I normally keep track of my standing ovations. I don't give them out lightly and I often get through a whole session without one. The first talk was by Garry Kasparov, probably the greatest chess player of all time and a long-time critic of the Soviet Union and Russia. He got my first standing ovation. It was nowhere near the last of the evening. 

Kasparov has first-hand knowledge of Putin and has long warned of his potential for evil. He put Putin and his invasion in stark terms. He argued that Putin is evil. While good is often tinged with evil, evils like Putin are pure evil. He said, "Dictators lie about what they have done, but tell us the truth about what they will do." Unfortunately, Kasparov did not have any great prescriptions for what to be done about the situation, but he strongly felt that there is no room for compromising with evil. My guess is that this will be the first talk from TED 2022 that the organizers make available. Watch it. I look forward to watching it again and thinking more carefully about the nature of evil. 
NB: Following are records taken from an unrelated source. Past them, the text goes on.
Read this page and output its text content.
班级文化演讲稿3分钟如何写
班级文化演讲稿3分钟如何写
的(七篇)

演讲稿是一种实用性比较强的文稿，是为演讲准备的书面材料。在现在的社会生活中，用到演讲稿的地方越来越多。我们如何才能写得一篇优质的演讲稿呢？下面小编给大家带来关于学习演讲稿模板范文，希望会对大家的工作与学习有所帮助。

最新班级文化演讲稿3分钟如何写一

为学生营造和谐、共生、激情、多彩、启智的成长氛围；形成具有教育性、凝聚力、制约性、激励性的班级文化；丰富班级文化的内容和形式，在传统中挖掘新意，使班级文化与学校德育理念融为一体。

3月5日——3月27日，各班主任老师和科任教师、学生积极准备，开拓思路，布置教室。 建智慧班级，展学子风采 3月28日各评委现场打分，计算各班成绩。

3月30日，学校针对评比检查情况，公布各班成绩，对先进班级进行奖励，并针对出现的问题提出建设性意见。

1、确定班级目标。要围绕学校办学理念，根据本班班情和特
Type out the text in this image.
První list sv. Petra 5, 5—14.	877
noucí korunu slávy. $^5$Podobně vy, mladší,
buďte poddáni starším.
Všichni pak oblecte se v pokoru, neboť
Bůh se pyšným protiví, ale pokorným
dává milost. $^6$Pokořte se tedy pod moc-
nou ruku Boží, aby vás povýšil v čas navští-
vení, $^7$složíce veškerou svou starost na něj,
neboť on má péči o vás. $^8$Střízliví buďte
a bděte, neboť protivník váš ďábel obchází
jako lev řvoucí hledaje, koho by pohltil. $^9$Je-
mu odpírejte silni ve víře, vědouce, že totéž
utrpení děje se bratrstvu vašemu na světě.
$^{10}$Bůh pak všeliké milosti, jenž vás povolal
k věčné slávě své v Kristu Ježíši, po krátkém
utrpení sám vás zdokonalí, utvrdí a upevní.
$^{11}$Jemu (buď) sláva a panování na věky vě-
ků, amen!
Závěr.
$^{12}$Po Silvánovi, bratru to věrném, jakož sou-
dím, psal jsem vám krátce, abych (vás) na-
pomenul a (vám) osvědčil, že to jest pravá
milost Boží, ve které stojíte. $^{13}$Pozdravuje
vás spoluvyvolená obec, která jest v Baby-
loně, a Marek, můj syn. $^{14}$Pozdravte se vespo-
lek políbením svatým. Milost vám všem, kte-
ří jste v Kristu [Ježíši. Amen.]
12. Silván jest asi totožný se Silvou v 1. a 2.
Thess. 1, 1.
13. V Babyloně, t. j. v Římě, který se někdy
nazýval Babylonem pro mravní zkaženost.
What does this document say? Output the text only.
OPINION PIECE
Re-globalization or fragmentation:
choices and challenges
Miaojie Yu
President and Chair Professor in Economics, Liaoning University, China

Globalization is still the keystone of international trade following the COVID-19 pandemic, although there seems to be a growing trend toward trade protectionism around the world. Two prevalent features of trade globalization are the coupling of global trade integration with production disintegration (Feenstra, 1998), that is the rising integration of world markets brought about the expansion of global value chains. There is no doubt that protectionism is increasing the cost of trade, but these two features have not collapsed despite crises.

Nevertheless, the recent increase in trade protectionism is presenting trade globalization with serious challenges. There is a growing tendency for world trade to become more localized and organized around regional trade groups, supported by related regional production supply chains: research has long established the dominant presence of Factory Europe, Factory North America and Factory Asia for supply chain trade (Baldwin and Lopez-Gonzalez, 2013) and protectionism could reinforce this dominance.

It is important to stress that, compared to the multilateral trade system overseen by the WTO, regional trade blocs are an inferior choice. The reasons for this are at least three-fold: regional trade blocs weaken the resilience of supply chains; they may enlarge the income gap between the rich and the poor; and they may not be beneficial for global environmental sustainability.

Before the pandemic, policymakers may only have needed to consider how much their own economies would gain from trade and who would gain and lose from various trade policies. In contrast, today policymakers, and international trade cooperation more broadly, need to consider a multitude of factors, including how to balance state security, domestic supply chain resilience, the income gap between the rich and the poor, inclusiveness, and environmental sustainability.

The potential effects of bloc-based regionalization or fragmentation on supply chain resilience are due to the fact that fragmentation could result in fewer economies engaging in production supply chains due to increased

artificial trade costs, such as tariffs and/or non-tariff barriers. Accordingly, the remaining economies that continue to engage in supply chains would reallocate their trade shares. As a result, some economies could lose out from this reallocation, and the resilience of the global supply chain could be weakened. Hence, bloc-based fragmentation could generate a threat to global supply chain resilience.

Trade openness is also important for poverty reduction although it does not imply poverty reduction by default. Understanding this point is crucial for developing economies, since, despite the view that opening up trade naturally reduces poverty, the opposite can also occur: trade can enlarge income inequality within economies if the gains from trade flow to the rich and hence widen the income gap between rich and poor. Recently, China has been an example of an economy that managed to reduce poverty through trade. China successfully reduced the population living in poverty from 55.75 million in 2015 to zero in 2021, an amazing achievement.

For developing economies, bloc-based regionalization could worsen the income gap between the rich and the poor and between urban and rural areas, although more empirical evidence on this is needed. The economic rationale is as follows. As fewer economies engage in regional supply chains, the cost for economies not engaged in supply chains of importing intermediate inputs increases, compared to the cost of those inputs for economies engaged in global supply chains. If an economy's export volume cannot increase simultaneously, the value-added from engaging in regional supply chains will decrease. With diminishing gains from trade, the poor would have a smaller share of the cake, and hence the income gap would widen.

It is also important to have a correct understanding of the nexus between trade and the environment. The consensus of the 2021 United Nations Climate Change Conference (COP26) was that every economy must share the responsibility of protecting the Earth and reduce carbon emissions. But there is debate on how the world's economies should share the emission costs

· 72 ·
Zoya Lytvyn followed Kasparov. She is a Ukrainian educator and entrepreneur from Kyiv. Her company had created an online platform for education to deal with learning outside of classrooms due to COVID. That platform is now in use teaching over 400K displaced Ukrainian students online, wherever they may be. She said, "What you cherish can be taken from you in an instant." Indeed. Check out her talk

Her talk was followed by moving video of Ukrainians who were involved with TED in one way or another. It was shaping up to be an emotional evening. 

After Chris Anderson made an emotional appeal that raised over a million dollars for Ukrainian charities such as Lytvyn's Osvitoria, the talks turned to things other than than Russia and Ukraine. It was a series of great talks, that I just don't have the time to describe in detail. Normally, each one of those might have been my first standing ovation and the high point of the session, but Kasparov already had taken both of those honors. US Olympian Allyson Felix told of her struggles being a world-class track and field athlete while becoming a mother. Pulitzer Prize-winning journalist Alison Killing described her efforts to expose Chinese Uyghur concentration camps using publicly available satellite data. Melissa Moore, the chief scientific officer of Moderna spoke about mRNA vaccines and mRNA's future role in changing medicine. It was amazing to hear the person who had so much to do with COVID vaccines start her talk with, "It is wonderful to see you all here without masks."

Then came the final talk of the evening by the photographer, Platon. His description touts him as the person who has photographed more world leaders than anyone else in history. While that may be true, to me he will always stand out as having given the most masterfully crafted TED talk ever. I seldom can say that I hung on every word of a speaker, but I did. The photos he showed of people like Muhammed Ali, Donald Trump, and Vladimir Putin were amazing, but his stories were even more so. Few people, have had private conversations where Ali says he wasn't the greatest, Trump said he was the storm, and Putin admitted to loving the Beatles. But, it wasn't just the stories of such moments, but the way he weaved them together to reveal human nature and the ambiguities therein. Every sentence seemed perfectly crafted and the cadence of his words was mesmerizing, all while not seeming overly rehearsed. This talk is one you must see when it is available. Again, I will watch it repeatedly and think carefully on human nature and our perception of it. 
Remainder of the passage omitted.